Imagine-se surdo e que acabou de sofrer um acidente de motocicleta. Para piorar, você é alérgico a algum medicamento muito comum em casos de urgência. E agora? Esse era um problema para os socorristas do SAMU do Piauí até que uma professora de libras, Patrícia Lima, implantou a Língua Brasileira de Sinais e expandiu esse projeto para diversos órgãos da saúde, capacitando os agentes para promover um atendimento inclusivo aos pacientes assistidos pela rede pública de saúde.

O projeto Libras na Saúde vem para sanar uma demanda antiga da sociedade brasileira.
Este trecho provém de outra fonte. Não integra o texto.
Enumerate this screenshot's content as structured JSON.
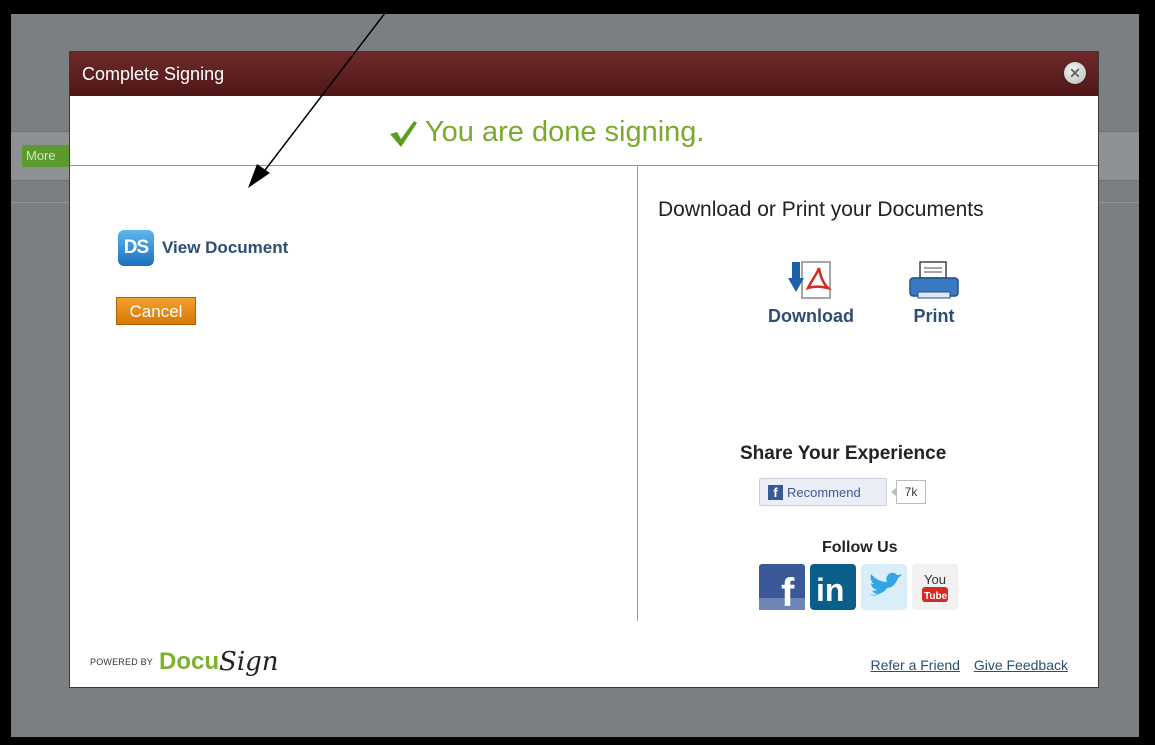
{
  "background": {
    "more_tab_label": "More"
  },
  "modal": {
    "title": "Complete Signing",
    "close_symbol": "✕",
    "done_message": "You are done signing.",
    "view_document_icon_text": "DS",
    "view_document_label": "View Document",
    "cancel_label": "Cancel",
    "download_heading": "Download or Print your Documents",
    "download_label": "Download",
    "print_label": "Print",
    "share_heading": "Share Your Experience",
    "recommend_label": "Recommend",
    "recommend_count": "7k",
    "follow_heading": "Follow Us",
    "social": {
      "facebook": "f",
      "linkedin": "in",
      "youtube_top": "You",
      "youtube_bottom": "Tube"
    },
    "powered_by": "POWERED BY",
    "brand_docu": "Docu",
    "brand_sign": "Sign",
    "refer_link": "Refer a Friend",
    "feedback_link": "Give Feedback"
  },
  "colors": {
    "titlebar": "#5b1f1f",
    "done_green": "#7aaa2b",
    "cancel_orange": "#e38a17",
    "link_blue": "#2d4e73"
  },
  "icons": [
    "close-icon",
    "checkmark-icon",
    "docusign-icon",
    "pdf-download-icon",
    "printer-icon",
    "facebook-icon",
    "linkedin-icon",
    "twitter-icon",
    "youtube-icon"
  ]
}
Embora libras seja considerada a segunda língua oficial do Brasil desde 2002, através da Lei Nº 10.436/2002, muitas pessoas acabam deixando esta competência um pouco de lado. Mas para aqueles profissionais que lidam diretamente com o público, este tipo de comunicação é fundamental.

Estes são os gestos de emergência, fundamentais até para confortar o paciente. “Imagine como esta pessoa se sente ao saber que o médico que lhe atende consegue pedir para ele ficar calmo, em libras?”, questiona Patrícia Lima,  que já formou duas turmas de profissionais da saúde com a competência, sendo uma no Serviço de Atendimento Móvel de Urgência (Samu) de Teresina e no Hospital e no Instituto de Doenças Tropicais Natan Portela (Idnp).

A ideia é que o curso seja estendido a todos os profissionais da saúde de Teresina, através de plataformas online e capacitações. Sabe-se que pelo menos 5% do quadro destes profissionais deve saber Libras, sob as diretrizes  da Lei Nº 5.626/2005. No entanto, na prática, nem sempre essa legislação é seguida à risca.